The night was chaotic because of the death of Ly Van Luong 1The night was chaotic because of the death of Ly Van Luong 1

At around 10:00 p.m. on February 6 (local time), the rumor that ophthalmologist Ly Van Luong died of acute pneumonia caused by the new coronavirus (nCoV) spread quickly on Chinese social networks.

Doctor Ly Van Luong before and after being infected with nCoV.

At 10:40 p.m., the Global Times newspaper of People’s Daily, the mouthpiece of the Chinese Communist Party, confirmed on Twitter that Li had passed away.

Around 11:30 p.m., the World Health Organization (WHO) expressed `deep sadness` about the incident on Twitter, but quickly deleted the post.

The turning point occurred at 0:38 a.m. on February 7, when Wuhan Central Hospital announced that Ly was alive, but in critical condition and doctors were trying their best to cure him.

Global Times at 0:57 tweeted that Ly `is still receiving emergency treatment, reporters heard crying in the intensive care room`, adding that the doctor had a cardiac arrest at around 9:30 pm the previous night.

However, this move is said to only be intended to appease public anger.

This information was later proven through many social media posts, including screenshots of conversations between doctors, showing that the hospital tried to resuscitate Ly to avoid people’s anger.

However, the wave of outrage on Chinese social networks did not stop but continued to rise at around 2:00 a.m., when the phrase `We want freedom of speech` became a trend on Weibo, but was later censored.

At 3:48 a.m., Wuhan Central Hospital announced on Weibo that Dr. Li passed away at 2:58 a.m. despite efforts to save him.

The series of conflicting information about Dr. Ly’s health status seems to `deepen` the public’s pain.

The acute pneumonia epidemic originating from Wuhan city, Hubei province, was first announced by the government on December 31, 2019.

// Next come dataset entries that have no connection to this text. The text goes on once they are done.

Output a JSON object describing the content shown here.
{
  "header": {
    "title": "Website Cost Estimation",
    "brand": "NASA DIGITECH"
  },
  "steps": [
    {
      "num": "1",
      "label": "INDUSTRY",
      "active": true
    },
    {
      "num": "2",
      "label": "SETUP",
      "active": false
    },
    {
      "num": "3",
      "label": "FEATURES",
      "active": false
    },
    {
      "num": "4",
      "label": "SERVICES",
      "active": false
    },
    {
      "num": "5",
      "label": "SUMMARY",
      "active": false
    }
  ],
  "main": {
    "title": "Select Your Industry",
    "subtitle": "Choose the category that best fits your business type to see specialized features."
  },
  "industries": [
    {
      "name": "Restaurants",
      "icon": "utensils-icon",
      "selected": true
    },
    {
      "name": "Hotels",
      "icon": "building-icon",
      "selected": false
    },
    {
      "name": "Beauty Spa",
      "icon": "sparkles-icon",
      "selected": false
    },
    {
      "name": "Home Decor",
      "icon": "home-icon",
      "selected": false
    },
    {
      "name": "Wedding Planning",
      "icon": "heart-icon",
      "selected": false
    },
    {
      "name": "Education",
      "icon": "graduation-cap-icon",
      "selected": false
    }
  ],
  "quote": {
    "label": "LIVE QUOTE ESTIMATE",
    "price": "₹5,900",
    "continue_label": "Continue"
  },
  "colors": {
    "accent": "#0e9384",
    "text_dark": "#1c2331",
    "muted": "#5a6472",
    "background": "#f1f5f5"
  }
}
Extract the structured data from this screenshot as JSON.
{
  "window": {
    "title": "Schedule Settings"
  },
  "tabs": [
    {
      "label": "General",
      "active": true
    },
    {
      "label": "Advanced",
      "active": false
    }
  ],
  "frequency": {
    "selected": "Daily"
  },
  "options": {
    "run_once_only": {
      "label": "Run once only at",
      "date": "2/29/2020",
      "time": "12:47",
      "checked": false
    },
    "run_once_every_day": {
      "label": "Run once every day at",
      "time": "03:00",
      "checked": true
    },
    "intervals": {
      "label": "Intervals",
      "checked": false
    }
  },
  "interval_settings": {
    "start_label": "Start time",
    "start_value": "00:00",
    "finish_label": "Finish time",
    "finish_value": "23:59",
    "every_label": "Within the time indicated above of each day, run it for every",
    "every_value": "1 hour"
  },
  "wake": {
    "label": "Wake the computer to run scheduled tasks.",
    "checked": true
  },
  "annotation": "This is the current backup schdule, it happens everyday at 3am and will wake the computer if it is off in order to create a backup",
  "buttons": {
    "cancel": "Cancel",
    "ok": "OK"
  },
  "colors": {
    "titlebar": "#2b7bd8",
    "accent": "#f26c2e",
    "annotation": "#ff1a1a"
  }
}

On December 30, 2019, Dr. Ly sent a message to a WeChat chat group of 150 doctors who are former classmates, warning about 7 cases of virus infection that he thought were similar to SARS (severe acute respiratory syndrome).

That night, Wuhan officials summoned Ly after discovering the message.

`As a journalist, I avoid writing that the time of Dr. Ly’s death was the early morning of February 7,` Muyi Xiao, editor of the online magazine ChinaFile, wrote on Twitter.

`After waking up tomorrow, I beg everyone not to forget what happened last night, for the sake of my own future,` one Weibo account wrote.